Claudia and Jonathan Haar, dairy farmers from New York state, described the lawsuit they are part of that is challenging the way large co-op bosses ignore the ownership rights of dairy farmers. The basis for the challenge is that for the last three years co-op dairy farmer members’ income has dropped, but the co-ops’ profits have tripled.
Tewksbury reminded participants that the price is still set by Department of Agriculture Federal Milk Marketing Orders, which is supposed to take dairy farmers’ costs into account. “They seem to listen to the big co-ops and dairies like Land O’Lakes, Dean Foods and Walmart to set a price that pleases them,” he said. “I urge you all to call your congressional representative and get them to put the $20 floor in the 2018 Farm Bill. If it passes like it is now, our dairy crisis will get worse.”
The event heard a number of reports covering different aspects of the crisis. Donna Hall, vice president of Farm Women United, explained ways big dairy companies manipulate imports of powdered milk to say there is a “glut of milk.” They use this to drive down what they pay farmers.
Gerald Carlin explained how the big cheese dairies use “milk protein concentrate” from left over milk fat after low-fat milk is produced to double the amount of cheese they get from every hundredweight of milk. “So with less milk being used to make even more cheese, they also say we’ve produced a ‘glut,’” he said.
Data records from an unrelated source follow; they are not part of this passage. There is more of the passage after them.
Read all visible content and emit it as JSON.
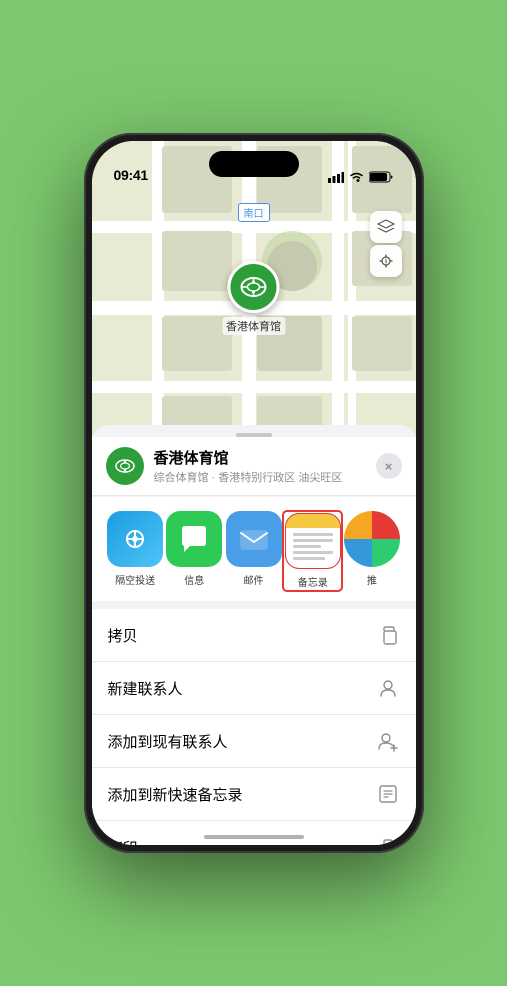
{
  "status_bar": {
    "time": "09:41",
    "location_arrow": "▶"
  },
  "map": {
    "label": "南口",
    "pin_label": "香港体育馆"
  },
  "location_card": {
    "name": "香港体育馆",
    "detail": "综合体育馆 · 香港特别行政区 油尖旺区",
    "close_label": "×"
  },
  "share_items": [
    {
      "id": "airdrop",
      "label": "隔空投送",
      "type": "airdrop"
    },
    {
      "id": "message",
      "label": "信息",
      "type": "message"
    },
    {
      "id": "mail",
      "label": "邮件",
      "type": "mail"
    },
    {
      "id": "notes",
      "label": "备忘录",
      "type": "notes"
    },
    {
      "id": "more",
      "label": "推",
      "type": "more"
    }
  ],
  "actions": [
    {
      "id": "copy",
      "label": "拷贝",
      "icon": "copy"
    },
    {
      "id": "new-contact",
      "label": "新建联系人",
      "icon": "person"
    },
    {
      "id": "add-existing",
      "label": "添加到现有联系人",
      "icon": "person-add"
    },
    {
      "id": "add-notes",
      "label": "添加到新快速备忘录",
      "icon": "quick-note"
    },
    {
      "id": "print",
      "label": "打印",
      "icon": "printer"
    }
  ]
}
Other farmers explained how they were hit by changes in the Federal School Lunch Program made under the Barack Obama administration. They stopped offering whole milk in federal school lunch programs, only supporting 1 percent or nonfat milk. Now schools are cutting back on milk orders, Tewksbury and other dairy farmers said, because young people don’t like the low-fat milk.
When all is said and done, farmer Barb Troester said, “We need a fair price.”
Because farmers can’t make a living, no matter how hard they try, there’s an increase in farmer suicides today, Tina Carlin said. “If we just had a fair milk price we wouldn’t need the suicide hotlines.”
Carlin was one of the founders in January of Farm Women United, which now has chapters in Pennsylvania, Ohio, Minnesota, Tennessee and New York. Carlin and her husband Gerald had been dairy farmers all their lives, until low prices forced them to sell their dairy cows in order to survive.
Janet Post in Philadelphia contributed to this article.